Politische Demaskierung eines radikal-aristokratischen Philosophen: Domenico Losurdo hat mit seinem Zweibänder über Nietzsche eine Forschungsarbeit vorgelegt, die neue Maßstäbe setzt
Lob der Sklaverei
Das alles ist für Nietzsche-Kundige nicht neu. Neu ist gleichwohl der von Domenico Losurdo in seinem gewaltigen Rekonstruktionswerk geleistete Nachweis, daß es sich zum einen um eine allen (wie immer unterschiedlichen) Entwicklungsetappen des Nietzscheschen Denkens zugrunde liegende Matrix handelt, zum anderen aber – und das dürfte gravierender sein –, daß es Nietzsche todernst ist mit seiner normativ gerechtfertigten, zutiefst repressiven Weltschau.Bekannt ist sein Postulat, daß die niederen Massen (letztlich der allergrößte Teil der Gesellschaft) schuften sollen, damit eine auserwählte Herrenelite ohne Arbeit und mit Muße Kultur schaffen und herrschen kann.

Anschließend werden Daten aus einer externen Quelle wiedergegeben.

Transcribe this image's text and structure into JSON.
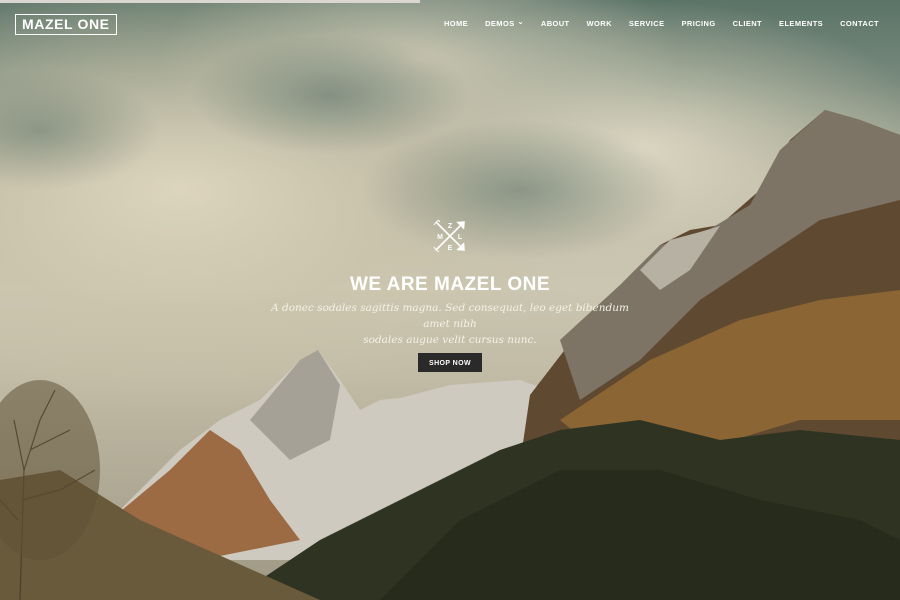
{
  "brand": {
    "logo_text": "MAZEL ONE"
  },
  "nav": {
    "items": [
      {
        "label": "HOME"
      },
      {
        "label": "DEMOS"
      },
      {
        "label": "ABOUT"
      },
      {
        "label": "WORK"
      },
      {
        "label": "SERVICE"
      },
      {
        "label": "PRICING"
      },
      {
        "label": "CLIENT"
      },
      {
        "label": "ELEMENTS"
      },
      {
        "label": "CONTACT"
      }
    ],
    "demos_chevron": "⌄"
  },
  "hero": {
    "emblem_letters": {
      "top": "Z",
      "left": "M",
      "right": "L",
      "bottom": "E"
    },
    "headline": "WE ARE MAZEL ONE",
    "subtext_line1": "A donec sodales sagittis magna. Sed consequat, leo eget bibendum amet nibh",
    "subtext_line2": "sodales augue velit cursus nunc.",
    "cta_label": "SHOP NOW"
  },
  "colors": {
    "button_bg": "#2a2a2a",
    "text": "#ffffff"
  }
}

Weniger bekannt ist hingegen, daß er dabei der Sklaverei mit dezidierter begrifflicher Verve das Wort redete; daß er zur radikalen Eugenik, bis hin zum partiellen Genozid aufrief; daß er dabei mitnichten nur kulturell argumentierte, sondern teilweise einem kruden Biologismus verfiel, und vieles mehr, das man, selbst als erprobter Nietzsche-Leser, mit einiger Bestürzung zur Kenntnis nimmt.